Era fermo da sei mesi, alla Camera, il ddl Sicurezza. Ora, a ridosso delle elezioni, la maggioranza si è ricordata di quella norma-manifesto e ha deciso di scongelarla e, anzi, farla volare: dovrà arrivare in aula il 27 maggio prossimo, meno di una settimana. Le opposizioni protestano e dalle audizioni emergono solo critiche dagli addetti ai lavori. Gli avvocati penalisti avvertono: il testo, oltre ad essere assolutamente superfluo, è «segnato da inammissibili profili di incostituzionalità».

«Ormai la destra ha imposto un nuovo modello in base al quale si legifera per necessità elettorali. Le necessità reali del Paese vengono dopo», denuncia per primo Filiberto Zaratti, capogruppo di Avs in commissione Affari costituzionali. Sulla stessa linea anche il dem Andrea Casu: «Oggi la maggioranza è in difficoltà e lo dimostra la fretta che vorrebbe imporre sul ddl Sicurezza. Rimasto congelato da novembre scorso, quando è stato approvato in Cdm, lo ritirano fuori perché serve alla propaganda della campagna elettorale». A sera, tutti i capigruppo delle opposizioni decidono di scrivere insieme una lettera al presidente della Camera, Lorenzo Fontana, per «stigmatizzare l’accelerazione impressa dai presidenti delle commissioni Affari costituzionali e Giustizia sull’esame del ddl Sicurezza e chiedere la convocazione di una capigruppo» per riesaminare i tempi dell’iter di un provvedimento che «comprime libertà costituzionalmente garantite in particolare nel campo del diritto penale, del diritto dell’immigrazione e del diritto penitenziario». I firmatari – Chiara Braga (Pd), Francesco Silvestri (M5s), Matteo Richetti (Azione), Luana Zanella (Avs), Davide Faraone (Iv) e Riccardo Magi (Più Europa) – chiedono a Fontana di garantire tempi adeguati di discussione «nel rispetto delle prerogative di tutti i gruppi, di tutte le deputate e di tutti i deputati, tanto di maggioranza quanto di opposizione».

A premere sull’acceleratore sarebbe stata soprattutto Fd’I, determinata a replicare la forzatura messa in atto con il ddl autonomia, nella speranza di arrivare alla discussione generale prima delle europee, per poi rinviare i voti sugli emendamenti a dopo le elezioni. D’altronde, dal momento in cui era stato presentato alla Camera il 22 gennaio, al ddl Piantedosi-Nordio-Crosetto erano state dedicate solo due sedute di discussione generale a febbraio nelle commissioni riunite Affari Costituzionali e Giustizia. E poi il nulla, fino al 16 maggio quando sono iniziate le audizioni che si sono concluse ieri. Ora per le commissioni è previsto un vero tour de force: quattro giorni di tempo per esaminare il testo, con gli emendamenti da presentare entro oggi e il mandato al relatore da attribuire entro la settimana.
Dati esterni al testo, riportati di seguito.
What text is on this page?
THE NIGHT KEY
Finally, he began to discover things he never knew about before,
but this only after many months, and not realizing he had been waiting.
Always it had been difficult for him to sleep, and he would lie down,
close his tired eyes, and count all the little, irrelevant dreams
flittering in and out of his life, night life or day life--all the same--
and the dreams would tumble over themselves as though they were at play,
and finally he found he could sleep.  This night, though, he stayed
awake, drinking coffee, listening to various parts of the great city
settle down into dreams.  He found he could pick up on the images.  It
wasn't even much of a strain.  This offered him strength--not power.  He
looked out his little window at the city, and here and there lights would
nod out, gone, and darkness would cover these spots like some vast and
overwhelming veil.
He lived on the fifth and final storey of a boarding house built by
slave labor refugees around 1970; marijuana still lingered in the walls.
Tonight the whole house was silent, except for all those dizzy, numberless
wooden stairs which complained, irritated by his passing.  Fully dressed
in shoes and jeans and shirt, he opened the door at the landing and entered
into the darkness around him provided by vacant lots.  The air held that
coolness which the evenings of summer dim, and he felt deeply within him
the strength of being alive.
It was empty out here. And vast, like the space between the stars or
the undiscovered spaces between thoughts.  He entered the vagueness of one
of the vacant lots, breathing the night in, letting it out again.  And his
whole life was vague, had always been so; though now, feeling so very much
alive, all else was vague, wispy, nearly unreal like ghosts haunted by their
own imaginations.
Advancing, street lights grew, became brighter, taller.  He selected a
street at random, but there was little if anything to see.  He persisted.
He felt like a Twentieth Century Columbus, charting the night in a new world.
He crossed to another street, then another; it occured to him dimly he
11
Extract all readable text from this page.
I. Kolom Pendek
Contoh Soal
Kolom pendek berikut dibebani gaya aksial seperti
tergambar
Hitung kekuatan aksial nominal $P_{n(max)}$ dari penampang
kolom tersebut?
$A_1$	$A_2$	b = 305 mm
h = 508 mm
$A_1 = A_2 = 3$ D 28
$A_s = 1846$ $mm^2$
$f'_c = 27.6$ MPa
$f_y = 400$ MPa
Eppure nell’audizione di ieri Francesco Petrelli, presidente dell’Unione delle camere penali, ha spiegato che «l’intero impianto normativo del ddl è caratterizzato da ampie zone di imprecisione e di oscurità, ovvero da sovrapposizione a norme preesistenti, che ne inficiano l’agevole interpretazione ed applicazione», ma soprattutto è «segnato da inammissibili profili di incostituzionalità», in particolare per le nuove fattispecie di reato «che pericolosamente mirano a punire il modo d’essere del soggetto piuttosto che il “fatto”». I penalisti puntano il dito contro i «palesi intenti simbolici e la logica della sempre più marcata anticipazione delle soglie di punibilità». E criticano anche l’articolo 12 sulle detenute madri con il quale «il rinvio della pena per donne incinte e con bimbi fino a un anno viene reso facoltativo» con «conseguenze evidentemente negative in termini di tutela della salute e dell’integrità fisica e psichica di madri e minori, che dovrebbero essere oggetto di specifica tutela costituzionale».

«Il tono è propagandistico; l’efficacia molto dubbia», afferma davanti ai membri delle commissioni di Montecitorio Giovanni Russo Spena, rappresentante dell’Associazione Giuristi democratici.

Secco no all’articolo 18 del ddl, quello che punisce la rivolta nelle carceri, anche da Luca Della Ragione, Gip del Tribunale di Napoli: «Crea problemi in relazione alla resistenza passiva – ha scritto il giudice in una nota – che può essere espressione di più svariate ragioni, anche da tutelare, e di certo non è parificabile alle altre condotte, che appaiono connotate da materialità e offensività».